* * * *
Sutradara: Tony Kaye
A child's intelligent heart can fathom the depth of many dark places, but can it fathom the delicate moment of its own detachment? -Henry Barthes-
Lima menit pertama menonton film ini komentar spontan yang muncul adalah film ini 'berat'. Dialog-dialognya sejak awal langsung mengajak penonton merenung, betapa menjadi pendidik bukanlah hal mudah.
Lewat tokoh utamanya Henry Barthes (Adrien Brody), seorang guru pengganti, penonton langsung diajak melihat sisi lain kehidupan guru pengganti yang 'penuh perjuangan' ketika berhadapan dengan murid-murid yang sulit memotivasi dirinya sendiri untuk maju dan positif memandang masa depannya. Tony Kaye, sang sutradara (yang juga menggarap America History X), menggarap film ini seperti sebuah renungan mendalam karena terganggu dengan persoalan pendidikan pada saat ini. Dan Kaye mencoba merenungkannya dari pandangan seorang guru pengganti yang 'gloomy' dan 'berat'. Tokoh Barthes seperti dewa atlas yang harus memikul beban persoalan pendidikan seorang diri.
Dalam film ini, Henry Barthes bekerja sebagai guru pengganti di sebuah sekolah yang bermasalah: murid-muridnya tidak punya pandangan positif tentang diri sendiri, tidak peduli dengan masa depan mereka, guru-guru yang hampir gila dan putus asa dengan situasi yang mereka hadapi, juga orang tua yang menyerahkan tanggung jawab pendidikan pada sekolah tanpa mau peduli dengan persoalan yang dihadapi oleh anak-anak mereka.
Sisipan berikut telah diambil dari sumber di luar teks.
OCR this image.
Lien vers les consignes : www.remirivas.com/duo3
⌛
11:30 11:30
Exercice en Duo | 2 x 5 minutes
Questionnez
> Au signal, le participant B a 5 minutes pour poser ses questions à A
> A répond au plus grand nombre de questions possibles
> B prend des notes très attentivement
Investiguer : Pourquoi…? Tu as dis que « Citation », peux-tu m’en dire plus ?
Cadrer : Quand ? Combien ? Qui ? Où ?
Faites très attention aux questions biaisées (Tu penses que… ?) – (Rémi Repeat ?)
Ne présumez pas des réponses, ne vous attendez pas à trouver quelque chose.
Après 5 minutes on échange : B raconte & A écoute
Sementara sistem pendidikan yang ada pun lebih menuntut pada hasil daripada proses. Henry Barthes berada pada situasi pendidikan yang jauh dari yang disebut ideal. Sementara, kehidupan pribadi Barthes juga tak kalah berat. Barthes harus bergelut dengan masa lalunya dimana ibunya pada saat ia berusia 7 tahun, bunuh diri dengan menegak pil secara berlebihan. Setelah itu, Barthes hidup bersama kakeknya yang terus menerus dihantui perasaan bersalah atas kematian anak perempuannya sampai akhir hidupnya.
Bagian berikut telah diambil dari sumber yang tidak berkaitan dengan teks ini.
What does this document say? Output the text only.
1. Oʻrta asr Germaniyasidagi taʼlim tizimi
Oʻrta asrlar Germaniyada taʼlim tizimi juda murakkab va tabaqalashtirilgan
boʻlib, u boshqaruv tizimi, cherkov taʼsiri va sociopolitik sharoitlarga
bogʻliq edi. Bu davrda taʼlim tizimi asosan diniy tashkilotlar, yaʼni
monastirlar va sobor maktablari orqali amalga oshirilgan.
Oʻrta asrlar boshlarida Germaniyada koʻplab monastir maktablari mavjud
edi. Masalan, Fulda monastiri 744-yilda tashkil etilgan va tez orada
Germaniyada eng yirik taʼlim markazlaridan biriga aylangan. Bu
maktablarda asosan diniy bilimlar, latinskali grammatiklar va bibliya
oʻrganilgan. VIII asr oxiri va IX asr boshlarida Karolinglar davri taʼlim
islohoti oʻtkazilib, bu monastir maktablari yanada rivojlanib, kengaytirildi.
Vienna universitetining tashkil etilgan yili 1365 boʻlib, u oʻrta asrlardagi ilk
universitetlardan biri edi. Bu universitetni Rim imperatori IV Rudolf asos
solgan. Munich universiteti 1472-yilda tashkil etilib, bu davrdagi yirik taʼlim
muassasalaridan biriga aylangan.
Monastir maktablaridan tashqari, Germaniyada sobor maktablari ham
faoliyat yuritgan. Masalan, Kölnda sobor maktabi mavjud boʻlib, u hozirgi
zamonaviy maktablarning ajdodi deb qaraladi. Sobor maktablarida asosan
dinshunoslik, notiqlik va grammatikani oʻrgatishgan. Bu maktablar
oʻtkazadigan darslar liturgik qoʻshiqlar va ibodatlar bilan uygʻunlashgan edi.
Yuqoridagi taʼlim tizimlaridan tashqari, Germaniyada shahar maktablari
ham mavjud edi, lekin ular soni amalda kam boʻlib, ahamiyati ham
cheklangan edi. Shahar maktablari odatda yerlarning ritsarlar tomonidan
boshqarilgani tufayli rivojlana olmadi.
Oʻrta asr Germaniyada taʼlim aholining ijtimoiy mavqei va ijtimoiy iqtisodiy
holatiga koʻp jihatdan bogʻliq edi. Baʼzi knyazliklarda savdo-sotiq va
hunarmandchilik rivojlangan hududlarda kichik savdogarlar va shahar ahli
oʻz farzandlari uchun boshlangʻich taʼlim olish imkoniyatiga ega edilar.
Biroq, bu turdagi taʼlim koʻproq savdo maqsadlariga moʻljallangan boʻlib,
Barthes dituntut menjadi karakter yang tetap waras di tengah masalah dan situasi yang sedemikian berat. Sebagai guru, ia berusaha mengajarkan nilai yang berharga dalam kehidupan ini kepada murid-muridnya yang bermasalah itu. Karena bagi Barthes, apalah artinya menjadi guru, jika ia tidak punya nilai yang berharga yang bisa diajarkan dan menjadi inspirasi. Pertemuannya dengan Erica (Sammy Gayle), seorang remaja perempuan yang terpaksa menjadi pekerja seks di bawah umur, kemudian menjadi beban kehidupan Barthes yang lain di luar pekerjaannya sebagai guru. Henry Barthes menjadi seperti dikutuk untuk terlibat dalam semua persoalan ini. Ada yang berhasil ia bereskan, ada pula yang gagal dia tangani. Kadang ia menangisi kegagalannya, kadang ia mentertawakan keadaan yang membuat putus asa itu.
Pada America History X, Tony Kaye lewat tokoh Derek Vinyard (Edward Norton), mengajak penonton untuk merenung tentang rasialisme tapi dalam cerita yang lebih manusiawi dan realistis. Sementara pada film ini, tokoh Henry Barthes dan cerita yang dijalaninya seperti sebuah renungan seorang filsuf tentang pendidikan. Film ini lebih seperti puisi gelap yang membuat penonton tercenung dengan setiap ucapan tokoh-tokohnya. Karakter-karakter dalam film ini hadir seperti metafor yang menyusun kegelapan bait-bait puisi itu. Menurutku film ini lebih menggedor pemirsanya lewat renungan dari setiap kalimat dan adegan yang metaforik daripada menyentuh secara emosional karena realitas yang dihadirkan di setiap adegannya. Dan bagiku, keseluruhan film ini adalah upaya untuk mendefiniskan 'Detachment' secara filosofis dan substansial dalam perspektif pendidikan. Berat, tapi sangat layak untuk diapresiasi.